Additional Information

We did not applied any patch No change in environment. nothing happened that can cause the issue.

wtarreau commented 1 year ago

Hello,

Thanks for your report! It seems that there's a bug causing an infinite loop in the peers applet (which means that your config is larger and has a "peers" section). By the way, it's fine to trim the config for privacy purposes, please just think about mentioning a few points such as "in addition there's a peers section with 2 peers" or "we have 12 frontends and 40 backends" etc, that does help eliminate some possibilities sometimes.
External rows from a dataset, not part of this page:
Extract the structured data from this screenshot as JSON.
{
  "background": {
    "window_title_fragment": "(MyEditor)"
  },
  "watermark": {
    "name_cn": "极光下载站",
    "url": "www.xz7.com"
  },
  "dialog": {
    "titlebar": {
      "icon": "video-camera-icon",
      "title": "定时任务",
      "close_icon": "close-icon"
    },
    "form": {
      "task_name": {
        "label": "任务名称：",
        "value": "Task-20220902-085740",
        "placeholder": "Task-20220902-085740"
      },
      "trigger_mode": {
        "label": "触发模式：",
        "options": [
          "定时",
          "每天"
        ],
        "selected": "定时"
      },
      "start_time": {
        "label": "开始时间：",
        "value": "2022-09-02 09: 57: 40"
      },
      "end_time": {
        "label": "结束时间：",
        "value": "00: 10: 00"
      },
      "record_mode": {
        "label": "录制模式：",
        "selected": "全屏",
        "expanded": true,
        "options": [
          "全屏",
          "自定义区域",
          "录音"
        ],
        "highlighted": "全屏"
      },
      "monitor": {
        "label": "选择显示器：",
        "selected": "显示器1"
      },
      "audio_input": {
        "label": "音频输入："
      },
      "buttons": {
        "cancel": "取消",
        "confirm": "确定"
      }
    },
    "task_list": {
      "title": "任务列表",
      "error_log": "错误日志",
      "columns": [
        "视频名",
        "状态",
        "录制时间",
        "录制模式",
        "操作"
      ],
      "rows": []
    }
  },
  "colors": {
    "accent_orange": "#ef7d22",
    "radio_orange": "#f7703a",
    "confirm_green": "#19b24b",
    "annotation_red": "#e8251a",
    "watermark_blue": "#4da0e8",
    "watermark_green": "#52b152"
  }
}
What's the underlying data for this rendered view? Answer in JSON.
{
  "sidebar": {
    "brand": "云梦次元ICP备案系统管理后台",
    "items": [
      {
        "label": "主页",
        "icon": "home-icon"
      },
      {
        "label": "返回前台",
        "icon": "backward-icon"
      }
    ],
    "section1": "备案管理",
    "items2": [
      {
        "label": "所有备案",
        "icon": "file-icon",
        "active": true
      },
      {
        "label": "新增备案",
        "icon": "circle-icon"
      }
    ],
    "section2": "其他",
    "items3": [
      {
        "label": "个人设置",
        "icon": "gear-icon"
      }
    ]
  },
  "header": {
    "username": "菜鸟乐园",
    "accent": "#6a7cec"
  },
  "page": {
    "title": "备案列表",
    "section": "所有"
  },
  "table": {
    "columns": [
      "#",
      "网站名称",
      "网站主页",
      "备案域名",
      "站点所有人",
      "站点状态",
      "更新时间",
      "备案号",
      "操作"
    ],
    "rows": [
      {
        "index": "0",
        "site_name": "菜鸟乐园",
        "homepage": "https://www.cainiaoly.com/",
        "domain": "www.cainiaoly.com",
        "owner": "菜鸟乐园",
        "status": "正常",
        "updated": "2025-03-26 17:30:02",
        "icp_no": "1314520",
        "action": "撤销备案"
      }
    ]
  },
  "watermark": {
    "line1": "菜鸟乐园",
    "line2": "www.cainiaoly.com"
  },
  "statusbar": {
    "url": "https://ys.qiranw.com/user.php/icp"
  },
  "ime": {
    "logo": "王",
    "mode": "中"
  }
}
Could you please retrieve the core file and open it with haproxy under gdb, then issue t a a bt full so that we know where the threads were running ? I'm particularly interested in resolving that address 0x5606b154335a to a line number. Just out of curiosity, is it a distro package or is it a version that you built internally ?

Thanks!

sona0108 commented 1 year ago

Hello,

It is a distro package.

latest stable package, which isn’t available from any distro. it is the standard stable tgz pulled from haproxy and replaced in the distro rpm (with the 1 patch removed as it was already present in the source).

“we also enlarged the stick tables to give us a longer run time before failure. We found that we could run a ‘reload’ and it would briefly spike (likely the result of the old process copying stick tables into the new process) and then return to normal operation and clean up the old entries.

and I will share the core file under gdb later.

wtarreau commented 1 year ago

OK. Be careful not to share the core file itself, just the gdb's output!

wtarreau commented 1 year ago

@sona0108, in ticket #2034 @alekseyp-amzn is right and found a bug in the expiration algorithm that will trigger every 49.7 days. In addition, all expired entries are purged in one loop, so I suspect that the issue of extraneous elements rotting in the table can cause a violent purge at one moment and trigger the watchdog. We're currently working on a patch (tested on 2.4 and 2.8-dev, now needs to be finished, cleaned and merged). I think I'll also see how to implement some limits to avoid purging millions of entries at once. No need for the core anymore :-)

sona0108 commented 1 year ago

Hello,

Thank you for the update, I think it does make sense Please let me know once you have the new patch.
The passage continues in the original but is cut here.